Son voyage vers les terres de New-York commence en 1990. Sans formation scolaire et sans argent, il arrive aux Etats-unis comme invité pour participer au Festival de Culture Noire d'Atlanta. Mais un autre invité de l'ami Bahianais, le noir Gato, pour réaliser des stage à Harlem, force João Grande à rester un peu plus longtemps à New York.

Entre temps, j'ai accepté de rester plusieurs jour en plus, j'ai finit par rester une bonne fois pour toutes.. En 3 ans j'ai obtenu la green card, et j'ai pris racines. Je crois que c'est dieu qui a voulut que je vienne a New-York.
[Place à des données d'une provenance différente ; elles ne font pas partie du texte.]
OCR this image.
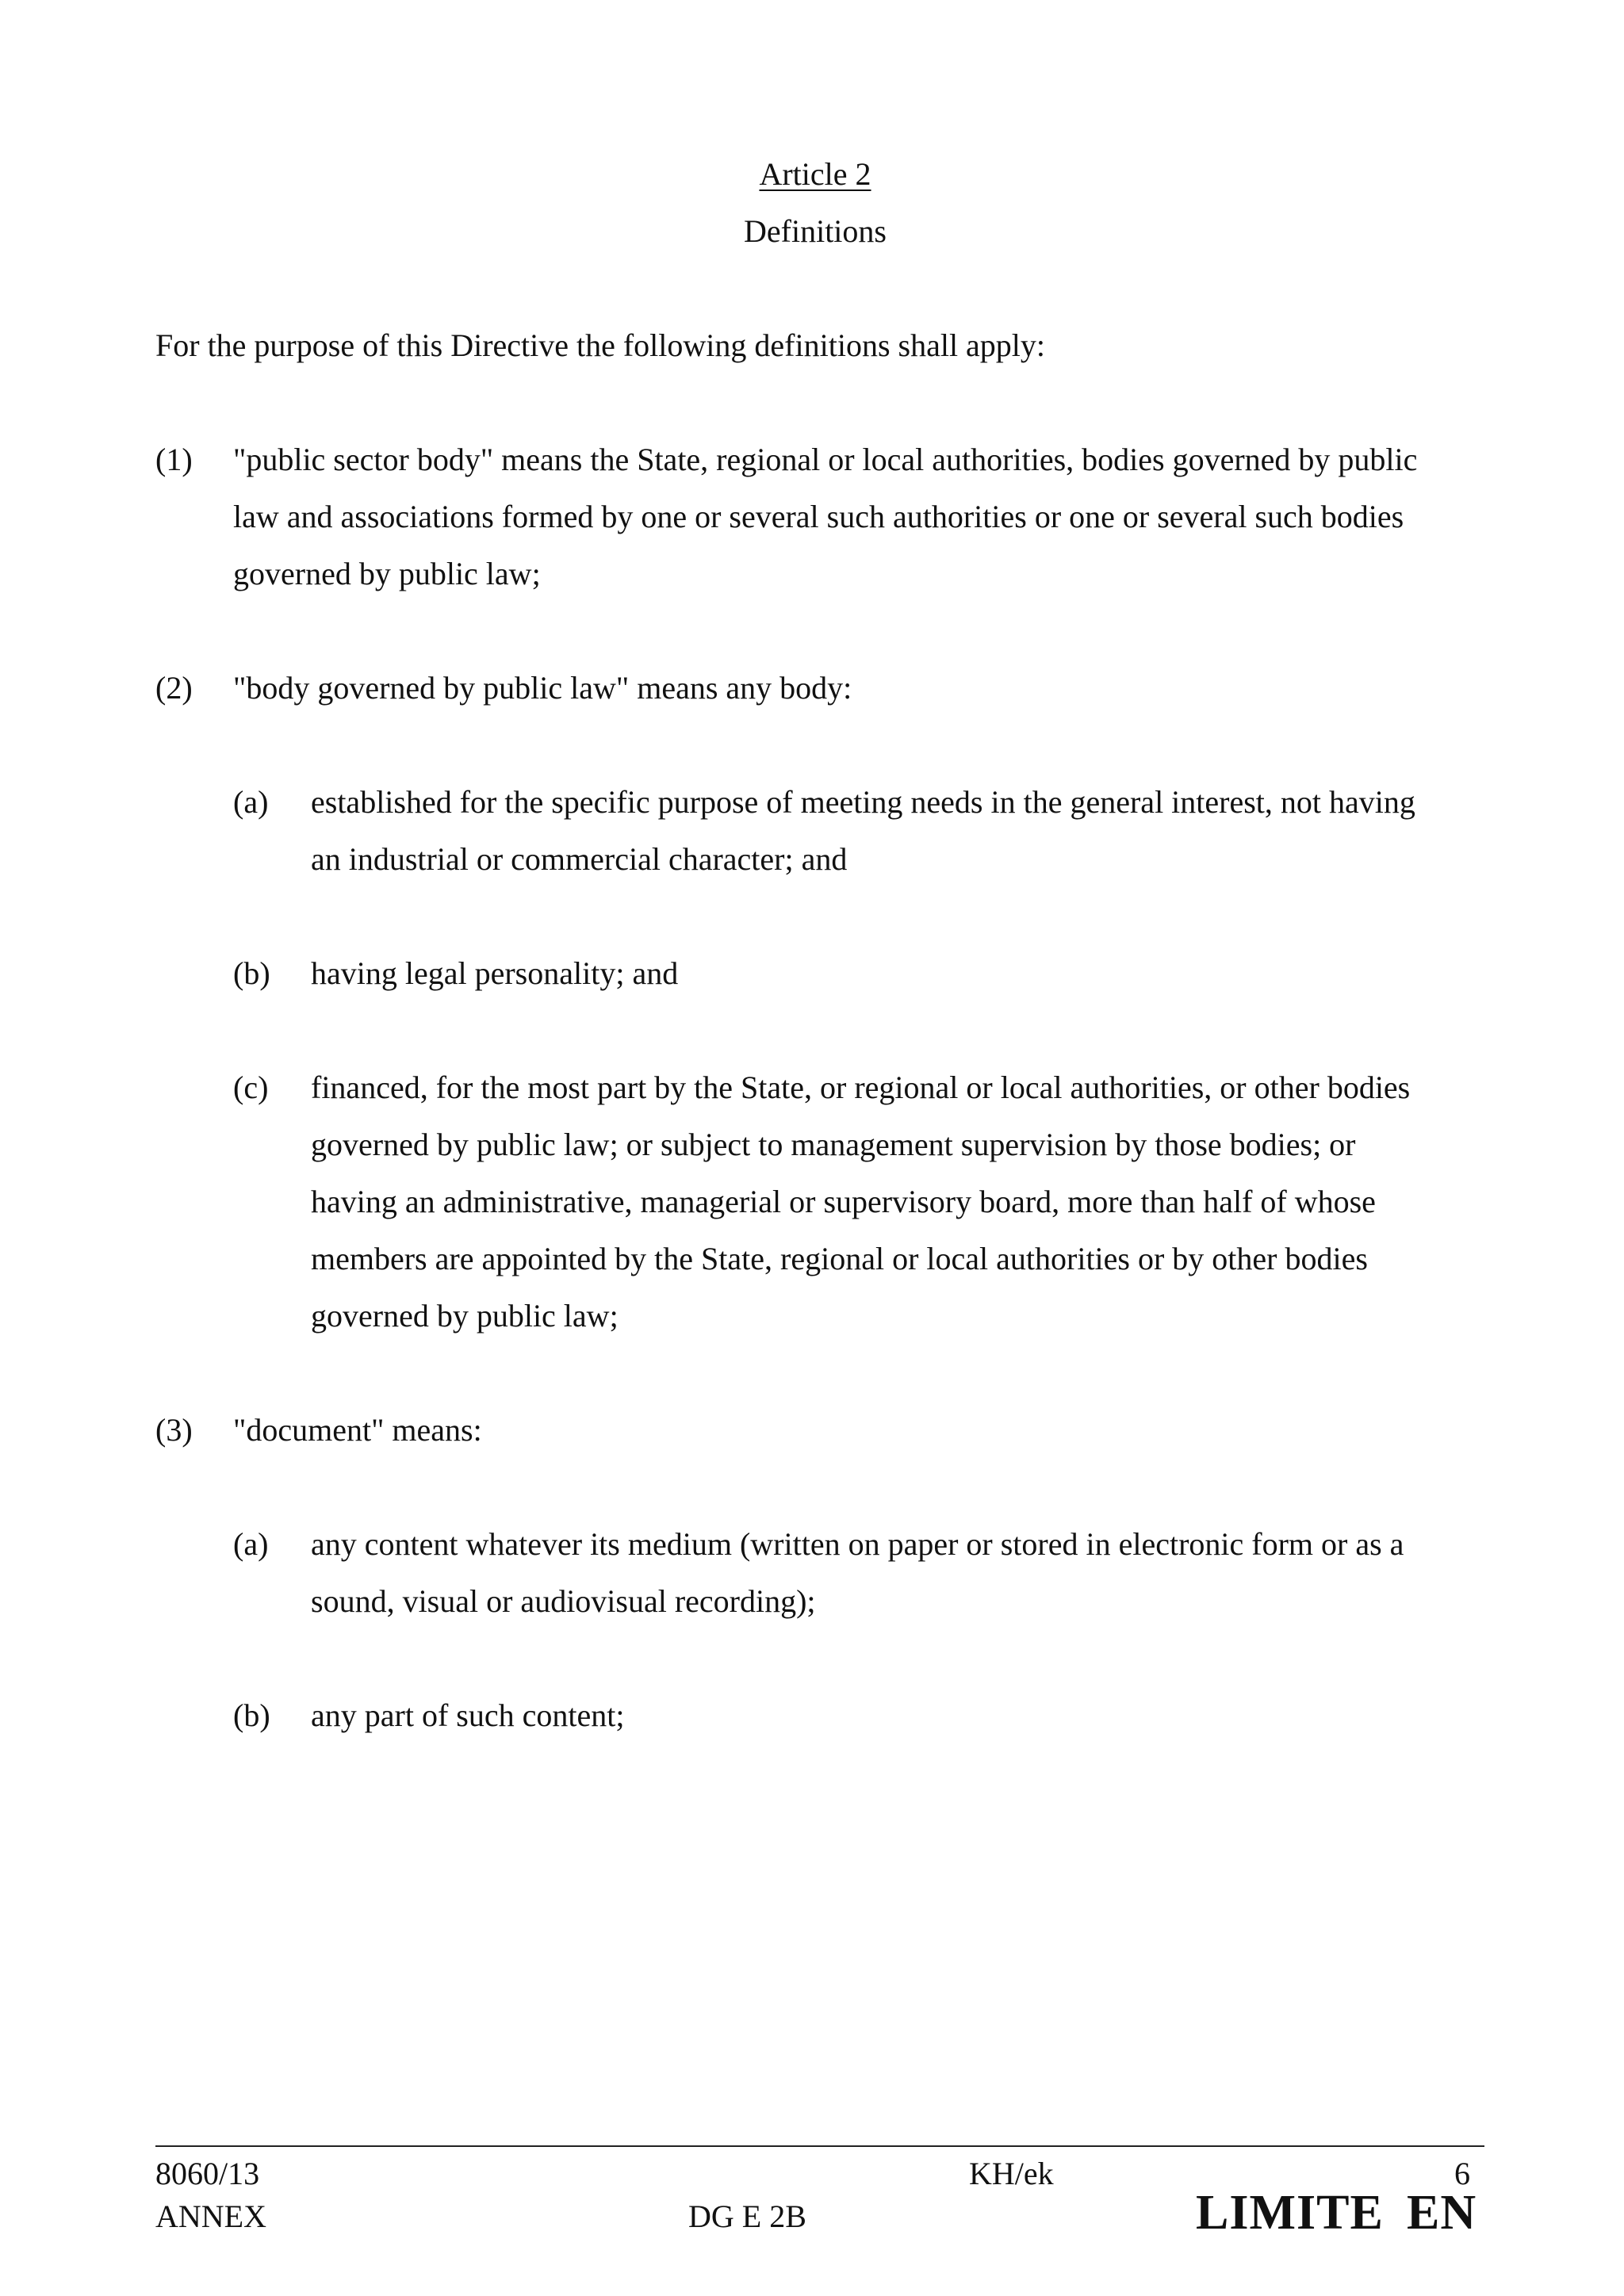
Article 2
Definitions
For the purpose of this Directive the following definitions shall apply:
(1) "public sector body" means the State, regional or local authorities, bodies governed by public
law and associations formed by one or several such authorities or one or several such bodies
governed by public law;
(2) "body governed by public law" means any body:
(a) established for the specific purpose of meeting needs in the general interest, not having
an industrial or commercial character; and
(b) having legal personality; and
(c) financed, for the most part by the State, or regional or local authorities, or other bodies
governed by public law; or subject to management supervision by those bodies; or
having an administrative, managerial or supervisory board, more than half of whose
members are appointed by the State, regional or local authorities or by other bodies
governed by public law;
(3) "document" means:
(a) any content whatever its medium (written on paper or stored in electronic form or as a
sound, visual or audiovisual recording);
(b) any part of such content;
8060/13
ANNEX
KH/ek
DG E 2B
6
LIMITE EN
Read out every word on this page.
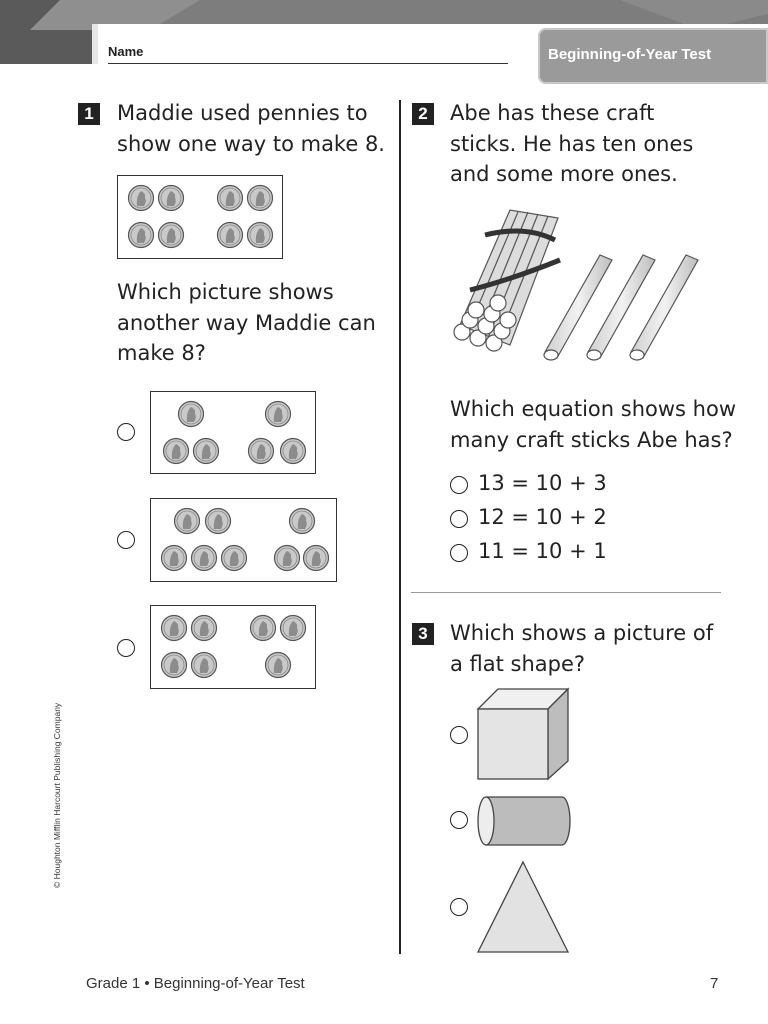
Beginning-of-Year Test
Name
1 Maddie used pennies to
show one way to make 8.
Which picture shows
another way Maddie can
make 8?
2 Abe has these craft
sticks. He has ten ones
and some more ones.
Which equation shows how
many craft sticks Abe has?
13 = 10 + 3
12 = 10 + 2
11 = 10 + 1
3 Which shows a picture of
a flat shape?
© Houghton Mifflin Harcourt Publishing Company
Grade 1 • Beginning-of-Year Test	7
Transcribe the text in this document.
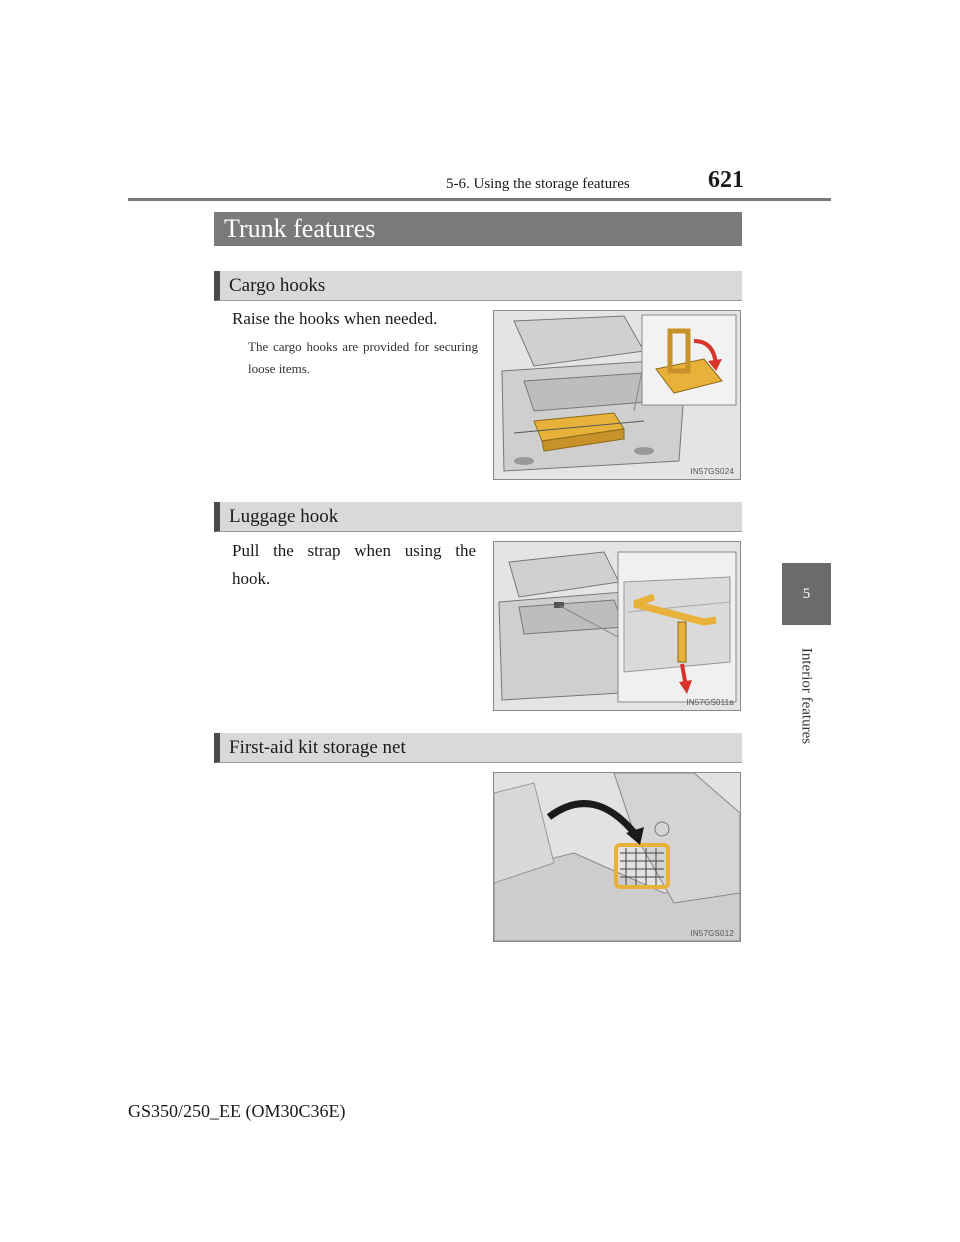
5-6. Using the storage features	621
5
Interior features
Trunk features
Cargo hooks
Raise the hooks when needed.
The cargo hooks are provided for securing loose items.
IN57GS024
Luggage hook
Pull the strap when using the
hook.
IN57GS011a
First-aid kit storage net
IN57GS012
GS350/250_EE (OM30C36E)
Et d'ici je ne crois pas que je partirait, garantit t-il.

João Grande affirme qu'il à la saudade (sentiment propre, proche de la nostalgie, du blues) de Bahia, qui est pour lui une terre bénie. Mais selon lui, la bas, la Capoeira n'a pas de valeur. Aux Etats Unis, il a été reconnu pour son travail, ou il utilise toute l'ancienneté de l'Angola léguée par Pastinha d'autres mestres.

A l'academie ou j'enseigne, nous sommes une famille, l'un aide l'autre, se souvient-il.

João a cultivé les expériences passées, acquises pendant les voyages en Afrique et en Europe, et lors des shows qu'il faisait à Bahia, comme : La capoeira, le candomblé, la samba et le Maculelê.

"Nous présentons pour les gens divers types capoeira comme Exú, la Capoeira de Candini et la Capoeira de Rua (jogo fechado). Ce que nous faisions durant les shows, nous ne le faisions pas dans les rues ou les académies".
L'angoleiro est malicieux et possède un coté positif et un coté négatif, conforme o adversaire". Explique le Maître.

La Capoeira Angola est une dansa africaine, la danse du zèbre, apporté par les esclaves qui se cachaient dans les senzalas, pour s'y exercer. Quand les maitres de la Senzala arrivaient, ils pratiquaient la danse. Ils faisaient cela pour se libérer. Alors la capoeira est devenu un art, une danse, une culture et une profession. L'Angola est la mère de toutes les danses et luttes. les africains avait beaucoup de culture et de racines a offrir.

Mestre João Grande raconte que beaucoup de capoeiras déjà ne jouent plus par amour. Certains donnent des cours sans penser en tant que capoeira.

"Mon genre était la danse et le folklore, jusqu'au jour ou Pastinha me donne le titre de maître", se souvient-t-il.

Après etre partit en retraite il se mit à donner des cours à Bahia, ainsi que pour les enfants des rues. Il avait l'habitude de dire qu'il jouait la capoeira sur l'ordre de Dieu et de ses Orixas.

"Quand j'avais 10 ans, 2 enfant passèrent à coté de moi et firent un Corta-capim. je fit attention, seulement de loin. Après, mon arrière grand père m'expliqua que c'était une danse nagô, qui vient d'afrique", ajoute-t-il.

João Grande se souvient qu'il parcourut, longtemps, certaines régions, en questionnant à propos du corta-capim, mais personne ne réussissait a lui expliquer en détail. Jusqu'a ce que finalement, il rencontre le Mestre João Pequeno, qui lui montra le coup et lui répondit que c'était la Capoeira. L'apprentissage de la Capoeira commença avec Mestre Pastinha.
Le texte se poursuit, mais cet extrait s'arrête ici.